De même si vous développez un avantage, ou si on vous en donne un (système, méthode), la plupart des gens seront capables de l'exploiter. C'est en fait ce qui se passe avec les autres activités économiques. L'éducation, la formation professionnelle, le réseau personnel, le milieu social, le diplôme, l'implantation d'un commerce etc peuvent procurer un avantage permettant de se positionner sur le marché du travail ou dans l'économie, bref d'occuper une place qui cadre avec son milieu, son histoire, sa personnalité, ses compétences et ses goûts : il s'agit simplement de s'insérer professionnellement. En fait la société a développé de nombreuses possibilités d'acquérir de tels avantages compétitifs, cela est sans doute une nécessité pour que la vie en société ne soit pas une lutte de chaque instant. Un trader est dans la même situation. Il doit acquérir un avantage pour se positionner dans une activité où la barrière à l'entrée est en apparence très faible, où la compétition est très forte. S'il dispose d'une méthode qui a prouvée son efficacité par le passé, il pourra tenter de l'exploiter, mais même dans ce cas les moins habiles échoueront tandis que les plus doués feront des miracles. Dans cette profession, une petite différence peut donner des résultats spectaculairement différents avec le temps. En général la différence entre le succès et l'échec se joue sur des détails.

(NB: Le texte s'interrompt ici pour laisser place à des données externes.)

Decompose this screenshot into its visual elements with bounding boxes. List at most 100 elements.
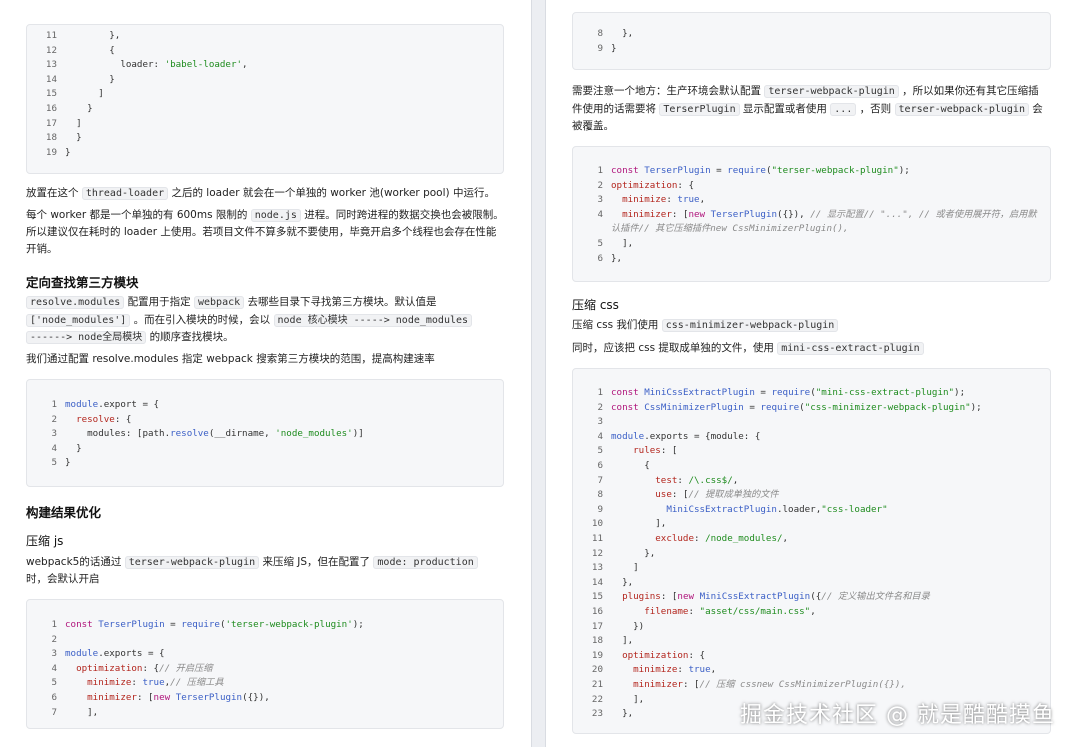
code-token: "css-minimizer-webpack-plugin" [804,401,971,413]
code-token: }, [611,28,634,39]
code-token: }, [65,30,121,41]
code-line: 3 [573,414,1050,429]
paragraph-terser-line1: webpack5的话通过 terser-webpack-plugin 来压缩 J… [26,554,478,571]
line-number: 21 [591,679,603,690]
line-number: 4 [51,662,57,674]
line-number: 2 [51,413,57,425]
code-token: optimization [76,662,143,674]
text-run: 显示配置或者使用 [739,103,831,115]
text-run: 所以建议仅在耗时的 loader 上使用。若项目文件不算多就不要使用，毕竟开启多… [26,226,497,238]
code-text: loader: 'babel-loader', [65,57,247,72]
code-token: plugins [622,591,661,603]
code-token: { [611,460,650,471]
code-line: 1 const MiniCssExtractPlugin = require("m… [573,385,1050,400]
inline-code: ['node_modules'] [26,314,131,327]
code-token: ({}), [777,208,811,220]
heading-compress-js: 压缩 js [26,534,64,548]
code-token: minimizer [622,208,672,220]
code-token: : [666,194,678,206]
code-token: } [611,42,617,54]
code-line: 12 { [27,43,503,58]
line-number: 9 [597,503,603,515]
code-line: 6}, [573,251,1050,266]
code-line: 4 optimization: {// 开启压缩 [27,661,503,676]
code-token: 'terser-webpack-plugin' [225,619,353,630]
line-number: 14 [45,73,57,85]
code-token: : [ [671,208,689,220]
code-token: )] [352,428,364,440]
code-token: module [611,430,645,442]
code-line: 14 } [27,72,503,87]
line-number: 1 [597,165,603,176]
paragraph-css-extract: 同时，应该把 css 提取成单独的文件，使用 mini-css-extract-… [572,340,924,357]
line-number: 15 [45,88,57,100]
code-token: modules: [path. [65,428,171,440]
code-token: ); [352,619,364,630]
code-token: ], [611,518,667,530]
inline-code: node.js [250,209,301,222]
code-line: 5} [27,455,503,470]
code-line: 16 } [27,101,503,116]
paragraph-resolve-line2: ['node_modules'] 。而在引入模块的时候，会以 node 核心模块… [26,312,473,329]
paragraph-thread-loader: 放置在这个 thread-loader 之后的 loader 就会在一个单独的 … [26,185,495,202]
line-number: 7 [51,706,57,718]
code-line: 4 } [27,441,503,456]
code-token: require [181,619,220,630]
line-number: 8 [597,28,603,39]
code-token: optimization [622,649,689,661]
code-token: ); [898,165,910,176]
text-run: 来压缩 JS，但在配置了 [259,556,374,568]
text-run: 件使用的话需要将 [572,103,660,115]
code-text: optimization: {// 开启压缩 [65,661,212,676]
line-number: 1 [51,399,57,410]
code-text: minimize: true, [611,192,705,207]
code-token: const [611,387,639,398]
code-token: true [677,194,700,206]
line-number: 14 [591,576,603,588]
code-token: TerserPlugin [644,165,711,176]
code-line: 12 }, [573,546,1050,561]
code-line: 2 optimization: { [573,178,1050,193]
line-number: 3 [597,416,603,428]
code-text: const MiniCssExtractPlugin = require("mi… [611,385,965,400]
code-block-terser-explicit: 1 const TerserPlugin = require("terser-we… [572,146,1051,282]
code-token: : [688,606,700,617]
code-token: // 显示配置// "...", // 或者使用展开符，启用默 [810,208,1037,220]
line-number: 5 [597,238,603,249]
code-line: 9 MiniCssExtractPlugin.loader,"css-loade… [573,502,1050,517]
document-page-right: 8 }, 9} 需要注意一个地方：生产环境会默认配置 terser-webpack… [546,0,1077,747]
code-text: minimizer: [new TerserPlugin({}), [65,690,270,705]
line-number: 13 [45,59,57,71]
code-token: minimizer [87,692,137,703]
code-token: : [131,677,143,689]
text-run: 开销。 [26,243,58,255]
code-line: 15 plugins: [new MiniCssExtractPlugin({/… [573,589,1050,604]
code-text: ], [611,633,633,648]
code-text: }, [611,251,622,266]
code-token: // 压缩工具 [170,677,224,689]
code-token: require [760,401,800,413]
code-token: , [699,194,706,206]
code-token: ] [611,562,639,574]
paragraph-note-line3: 被覆盖。 [572,118,614,135]
paragraph-note-line1: 需要注意一个地方：生产环境会默认配置 terser-webpack-plugin… [572,83,1039,100]
code-text: MiniCssExtractPlugin.loader,"css-loader" [611,502,887,517]
code-token: : [694,533,706,544]
code-block-terser-config: 1 const TerserPlugin = require('terser-we… [26,599,504,729]
code-text: } [611,41,617,56]
code-text: optimization: { [611,178,694,193]
code-token: true [142,677,165,689]
code-text: }, [611,575,633,590]
code-token: } [65,146,71,158]
code-line: 6 minimizer: [new TerserPlugin({}), [27,690,503,705]
code-token: minimizer [633,679,683,690]
line-number: 4 [51,442,57,454]
code-token: ({ [810,591,822,603]
code-text: ], [65,705,98,720]
code-line: 1 const TerserPlugin = require("terser-we… [573,163,1050,178]
inline-code: ------> node全局模块 [26,331,147,344]
code-text: optimization: { [611,648,705,663]
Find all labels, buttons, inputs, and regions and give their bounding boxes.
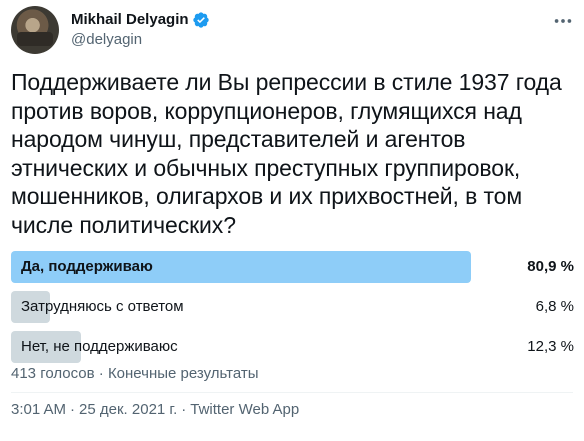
more-icon[interactable]: [552, 10, 574, 32]
poll-option: Нет, не поддерживаюс 12,3 %: [11, 331, 574, 363]
poll-option: Затрудняюсь с ответом 6,8 %: [11, 291, 574, 323]
poll-option-percent: 12,3 %: [527, 338, 574, 355]
tweet-time[interactable]: 3:01 AM: [11, 401, 66, 418]
poll-option-percent: 80,9 %: [527, 258, 574, 275]
author-handle[interactable]: @delyagin: [71, 30, 210, 50]
separator: ·: [98, 365, 104, 382]
tweet-source[interactable]: Twitter Web App: [190, 401, 299, 418]
poll-option-label: Затрудняюсь с ответом: [21, 298, 184, 315]
separator: ·: [70, 401, 76, 418]
author-names: Mikhail Delyagin @delyagin: [71, 10, 210, 50]
poll-option-label: Да, поддерживаю: [21, 258, 153, 275]
tweet-timestamp: 3:01 AM · 25 дек. 2021 г. · Twitter Web App: [11, 401, 299, 418]
poll: Да, поддерживаю 80,9 % Затрудняюсь с отв…: [11, 251, 574, 371]
separator: ·: [181, 401, 187, 418]
poll-option-percent: 6,8 %: [535, 298, 574, 315]
poll-votes: 413 голосов: [11, 365, 95, 382]
poll-option: Да, поддерживаю 80,9 %: [11, 251, 574, 283]
poll-status: Конечные результаты: [107, 365, 259, 382]
poll-summary: 413 голосов · Конечные результаты: [11, 365, 259, 382]
poll-option-label: Нет, не поддерживаюс: [21, 338, 178, 355]
divider: [11, 392, 573, 393]
name-row: Mikhail Delyagin: [71, 10, 210, 30]
author-name[interactable]: Mikhail Delyagin: [71, 10, 189, 30]
avatar[interactable]: [11, 6, 59, 54]
tweet-text: Поддерживаете ли Вы репрессии в стиле 19…: [11, 69, 562, 238]
tweet-header: Mikhail Delyagin @delyagin: [11, 6, 210, 54]
tweet-date[interactable]: 25 дек. 2021 г.: [79, 401, 177, 418]
tweet: Mikhail Delyagin @delyagin Поддерживаете…: [0, 0, 584, 441]
verified-badge-icon: [192, 12, 209, 28]
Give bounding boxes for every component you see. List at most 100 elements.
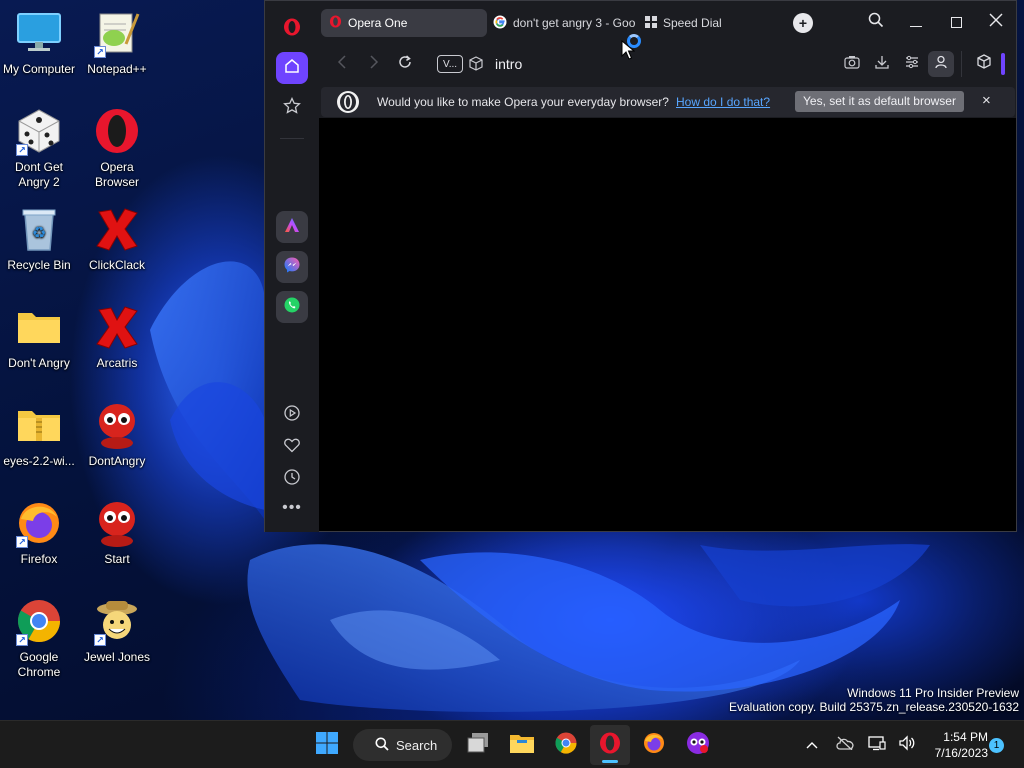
tab-speed-dial[interactable]: Speed Dial: [637, 9, 767, 37]
forward-button[interactable]: [361, 51, 387, 77]
desktop-icon-dont-get-angry-2[interactable]: ↗ Dont Get Angry 2: [0, 106, 79, 190]
onedrive-tray-button[interactable]: [834, 735, 856, 755]
taskbar-chrome[interactable]: [546, 725, 586, 765]
watermark-line-2: Evaluation copy. Build 25375.zn_release.…: [729, 700, 1019, 714]
desktop-icon-opera-browser[interactable]: Opera Browser: [77, 106, 157, 190]
show-hidden-icons-button[interactable]: [802, 735, 822, 755]
opera-icon: [598, 731, 622, 760]
address-toolbar: V... intro: [319, 43, 1016, 85]
aria-icon: [283, 216, 301, 239]
sidebar-aria-button[interactable]: [276, 211, 308, 243]
taskbar-search-box[interactable]: Search: [353, 729, 452, 761]
folder-icon: [14, 302, 64, 352]
taskbar-opera[interactable]: [590, 725, 630, 765]
notification-badge[interactable]: 1: [989, 738, 1004, 753]
desktop-icon-label: eyes-2.2-wi...: [3, 454, 75, 468]
reload-icon: [398, 54, 412, 74]
reload-button[interactable]: [392, 51, 418, 77]
sidebar-whatsapp-button[interactable]: [276, 291, 308, 323]
sidebar-toggle-indicator[interactable]: [1001, 53, 1005, 75]
volume-icon: [898, 734, 916, 756]
taskbar-file-explorer[interactable]: [502, 725, 542, 765]
task-view-icon: [466, 732, 490, 759]
tab-label: don't get angry 3 - Goo: [513, 16, 635, 30]
infobar-message: Would you like to make Opera your everyd…: [377, 95, 669, 109]
task-view-button[interactable]: [458, 725, 498, 765]
start-button[interactable]: [307, 725, 347, 765]
desktop-icon-start[interactable]: Start: [77, 498, 157, 567]
back-button[interactable]: [329, 51, 355, 77]
chevron-right-icon: [369, 54, 379, 74]
close-icon: [989, 13, 1003, 32]
tab-strip: Opera One don't get angry 3 - Goo Speed …: [319, 1, 1016, 43]
search-label: Search: [396, 737, 438, 753]
desktop-icon-google-chrome[interactable]: ↗ Google Chrome: [0, 596, 79, 680]
desktop-icon-firefox[interactable]: ↗ Firefox: [0, 498, 79, 567]
taskbar-app-purple[interactable]: [678, 725, 718, 765]
opera-menu-button[interactable]: [276, 13, 308, 45]
desktop-icon-label: Arcatris: [96, 356, 138, 370]
desktop-icon-label: Recycle Bin: [7, 258, 71, 272]
clock[interactable]: 1:54 PM 7/16/2023: [918, 729, 988, 761]
sidebar-messenger-button[interactable]: [276, 251, 308, 283]
chevron-up-icon: [806, 736, 818, 754]
tab-search-button[interactable]: [856, 7, 896, 37]
desktop-icon-clickclack[interactable]: ClickClack: [77, 204, 157, 273]
desktop-icon-notepadpp[interactable]: ↗ Notepad++: [77, 8, 157, 77]
red-figure-icon: [92, 498, 142, 548]
desktop-icon-eyes-zip[interactable]: eyes-2.2-wi...: [0, 400, 79, 469]
clock-time: 1:54 PM: [943, 730, 988, 744]
downloads-button[interactable]: [869, 51, 895, 77]
chrome-icon: [554, 731, 578, 760]
bookmarks-icon: [283, 96, 301, 120]
sidebar-home-button[interactable]: [276, 52, 308, 84]
new-tab-button[interactable]: +: [793, 13, 813, 33]
desktop-icon-label: Start: [104, 552, 130, 566]
red-x-icon: [92, 302, 142, 352]
opera-sidebar: •••: [265, 1, 319, 532]
close-window-button[interactable]: [976, 7, 1016, 37]
easy-setup-button[interactable]: [899, 51, 925, 77]
tab-opera-one[interactable]: Opera One: [321, 9, 487, 37]
page-content-area[interactable]: [319, 118, 1016, 531]
profile-button[interactable]: [928, 51, 954, 77]
how-to-link[interactable]: How do I do that?: [676, 95, 770, 109]
desktop-icon-arcatris[interactable]: Arcatris: [77, 302, 157, 371]
camera-icon: [844, 55, 860, 74]
desktop-icon-dontangry[interactable]: DontAngry: [77, 400, 157, 469]
desktop-icon-label: Dont Get Angry 2: [14, 160, 64, 189]
sidebar-history-button[interactable]: [276, 463, 308, 495]
set-default-button[interactable]: Yes, set it as default browser: [795, 91, 964, 112]
desktop-icon-my-computer[interactable]: My Computer: [0, 8, 79, 77]
quick-settings-button[interactable]: [864, 731, 920, 759]
infobar-close-button[interactable]: ×: [982, 92, 991, 109]
address-input[interactable]: intro: [495, 55, 825, 73]
sliders-icon: [905, 55, 919, 74]
desktop-icon-dont-angry-folder[interactable]: Don't Angry: [0, 302, 79, 371]
desktop-icon-label: Don't Angry: [8, 356, 70, 370]
opera-browser-window: ••• Opera One don't get angry 3 - Goo Sp…: [264, 0, 1017, 532]
opera-icon: [92, 106, 142, 156]
sidebar-bookmarks-button[interactable]: [276, 92, 308, 124]
extensions-button[interactable]: [971, 51, 997, 77]
snapshot-button[interactable]: [839, 51, 865, 77]
maximize-button[interactable]: [936, 7, 976, 37]
recycle-bin-icon: ♻: [14, 204, 64, 254]
taskbar-firefox[interactable]: [634, 725, 674, 765]
opera-logo-icon: [336, 90, 360, 117]
sidebar-favorites-button[interactable]: [276, 431, 308, 463]
desktop-icon-label: Jewel Jones: [83, 650, 151, 664]
sidebar-player-button[interactable]: [276, 399, 308, 431]
minimize-button[interactable]: [896, 7, 936, 37]
desktop-icon-label: My Computer: [2, 62, 76, 76]
desktop-icon-recycle-bin[interactable]: ♻ Recycle Bin: [0, 204, 79, 273]
minimize-icon: [910, 25, 922, 27]
tab-dont-get-angry-search[interactable]: don't get angry 3 - Goo: [485, 9, 635, 37]
address-badge[interactable]: V...: [437, 55, 463, 73]
desktop-icon-jewel-jones[interactable]: ↗ Jewel Jones: [77, 596, 157, 665]
zip-folder-icon: [14, 400, 64, 450]
svg-text:♻: ♻: [32, 225, 46, 242]
player-icon: [283, 404, 301, 427]
messenger-icon: [283, 256, 301, 279]
sidebar-more-button[interactable]: •••: [276, 492, 308, 524]
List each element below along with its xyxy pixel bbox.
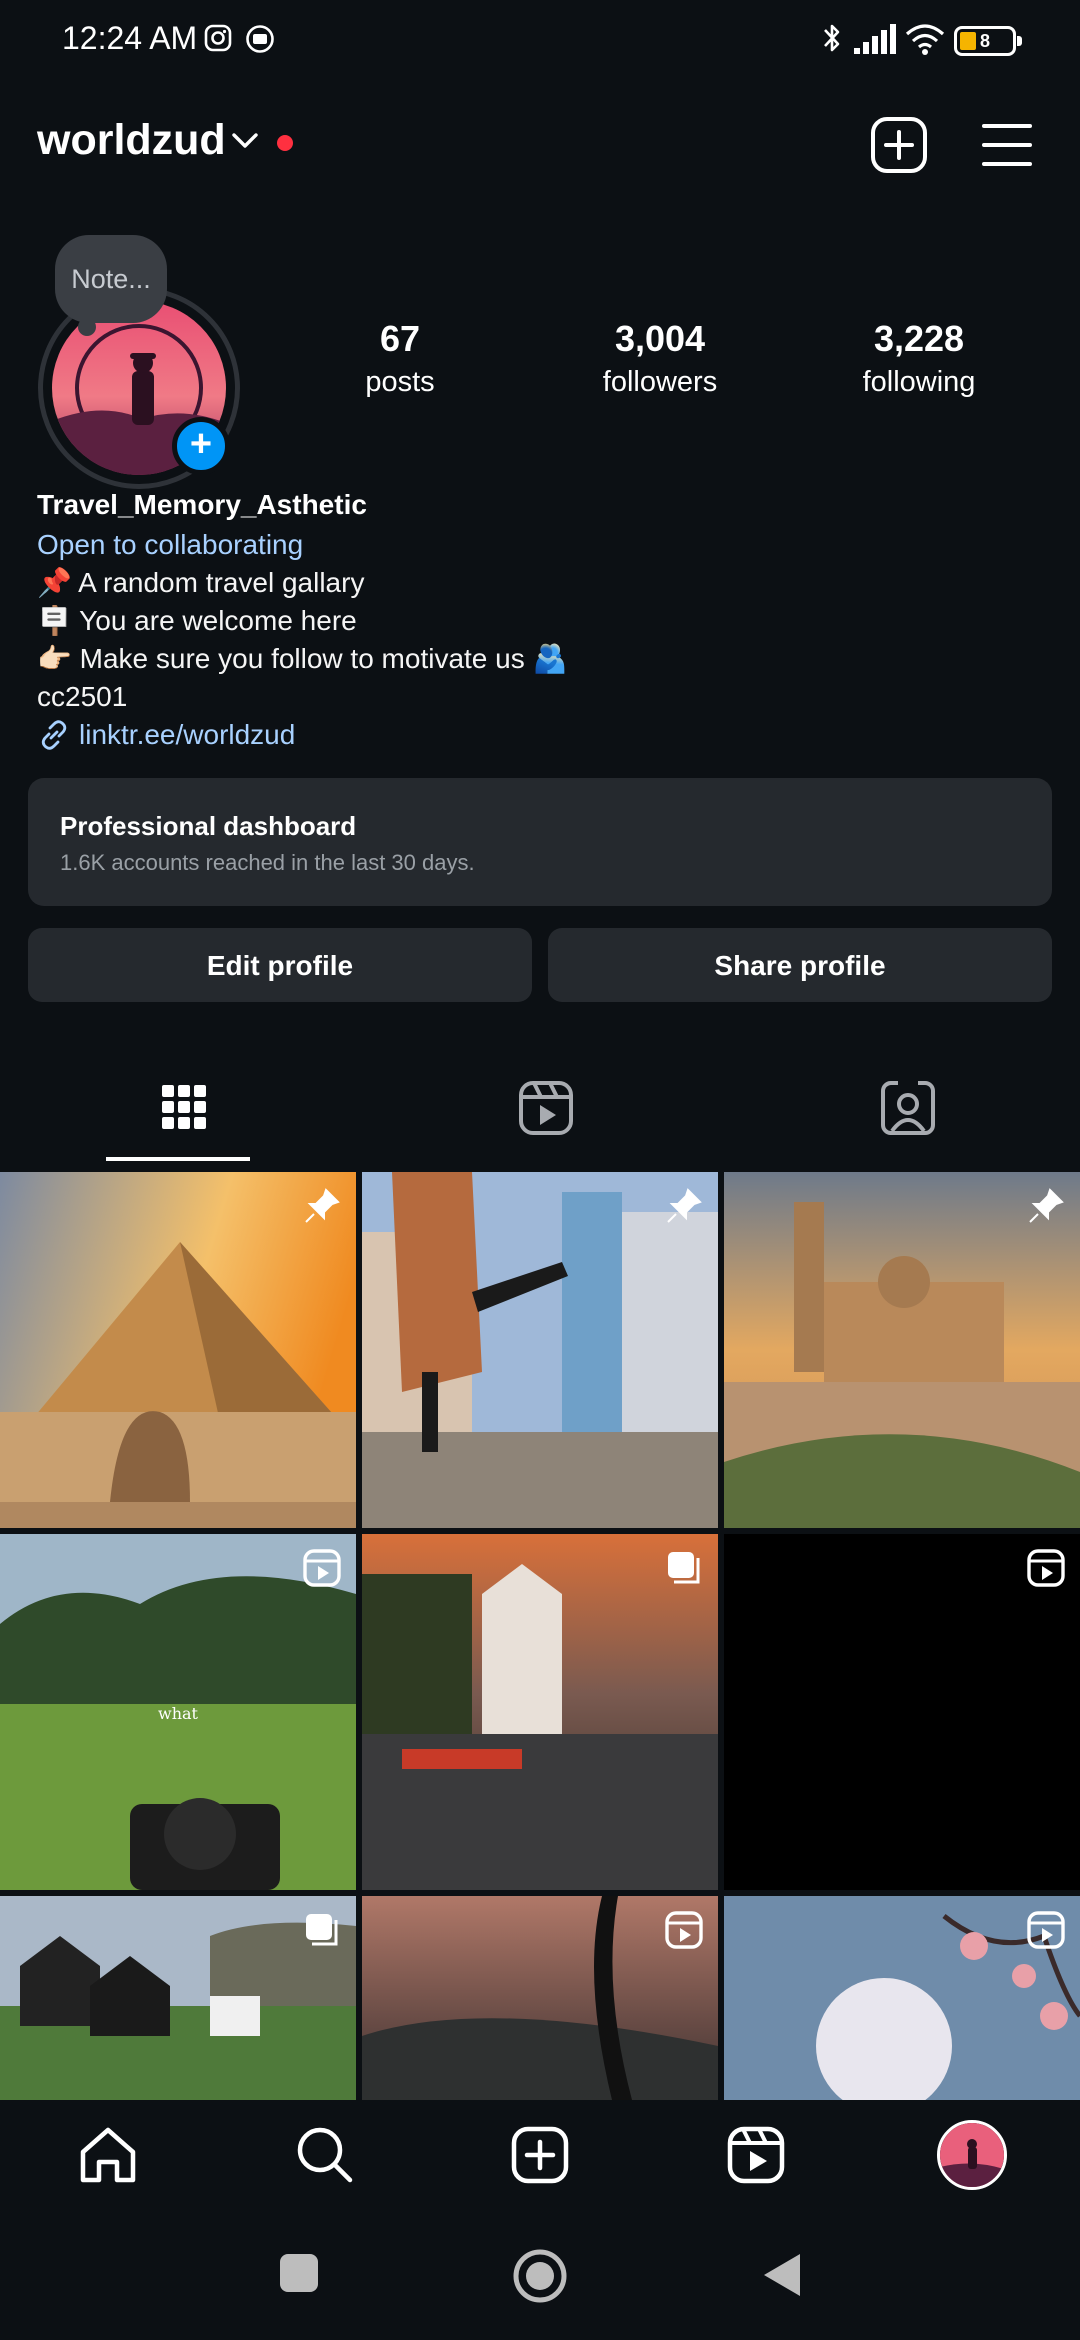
reel-icon (303, 1549, 341, 1587)
bio-line-1: 📌 A random travel gallary (37, 567, 365, 598)
bio-display-name: Travel_Memory_Asthetic (37, 489, 367, 520)
bio-line-2: 🪧 You are welcome here (37, 605, 357, 636)
bottom-navigation (0, 2100, 1080, 2210)
carousel-icon (306, 1914, 338, 1946)
new-post-icon (871, 117, 927, 173)
instagram-profile-screen: 12:24 AM 8 worldzud + Note... 67 posts 3… (0, 0, 1080, 2340)
followers-value: 3,004 (614, 318, 706, 359)
account-username[interactable]: worldzud (37, 116, 226, 165)
instagram-icon (204, 24, 232, 52)
following-value: 3,228 (873, 318, 965, 359)
posts-value: 67 (379, 318, 421, 359)
pin-icon (305, 1188, 340, 1223)
pin-icon (667, 1188, 702, 1223)
chevron-down-icon[interactable] (230, 130, 260, 152)
notification-dot (277, 135, 293, 151)
collab-status[interactable]: Open to collaborating (37, 526, 1037, 564)
following-count[interactable]: 3,228 following (819, 318, 1019, 399)
post-thumbnail[interactable] (0, 1172, 356, 1528)
reel-icon (1027, 1549, 1065, 1587)
tab-grid[interactable] (108, 1072, 248, 1142)
share-profile-button[interactable]: Share profile (548, 928, 1052, 1002)
home-icon (80, 2127, 136, 2183)
bio-line-3: 👉🏻 Make sure you follow to motivate us 🫂 (37, 643, 568, 674)
battery-icon: 8 (954, 26, 1022, 56)
post-thumbnail[interactable] (724, 1172, 1080, 1528)
wifi-icon (905, 24, 945, 55)
profile-header: worldzud (0, 100, 1080, 190)
menu-icon (982, 124, 1032, 166)
reels-icon (727, 2126, 785, 2184)
following-label: following (862, 366, 976, 398)
tab-tagged[interactable] (832, 1072, 972, 1142)
nav-reels[interactable] (721, 2120, 791, 2190)
bluetooth-icon (824, 24, 840, 52)
link-icon (41, 720, 67, 750)
profile-avatar[interactable] (937, 2120, 1007, 2190)
post-overlay-text: what (158, 1704, 198, 1723)
signal-icon (854, 24, 896, 54)
dashboard-subtitle: 1.6K accounts reached in the last 30 day… (60, 850, 475, 875)
dashboard-title: Professional dashboard (60, 811, 357, 841)
reel-icon (665, 1911, 703, 1949)
profile-bio: Travel_Memory_Asthetic Open to collabora… (37, 488, 1037, 754)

Le trading est un art, ou du moins l'exécution est une activité artisanale que même les algorithmes les plus sophistiqués n'arrivent pas et probablement jamais à égaler. Car il ne s'agit pas d'un combat entre l'homme et la machine, mais entre un trader équipé d'outils et des machines. Le seul avantage certain des machines est la vitesse. Pour le reste un trader peut et doit prendre l'avantage à condition de
- se positionner dans une activité (style, méthode, marché)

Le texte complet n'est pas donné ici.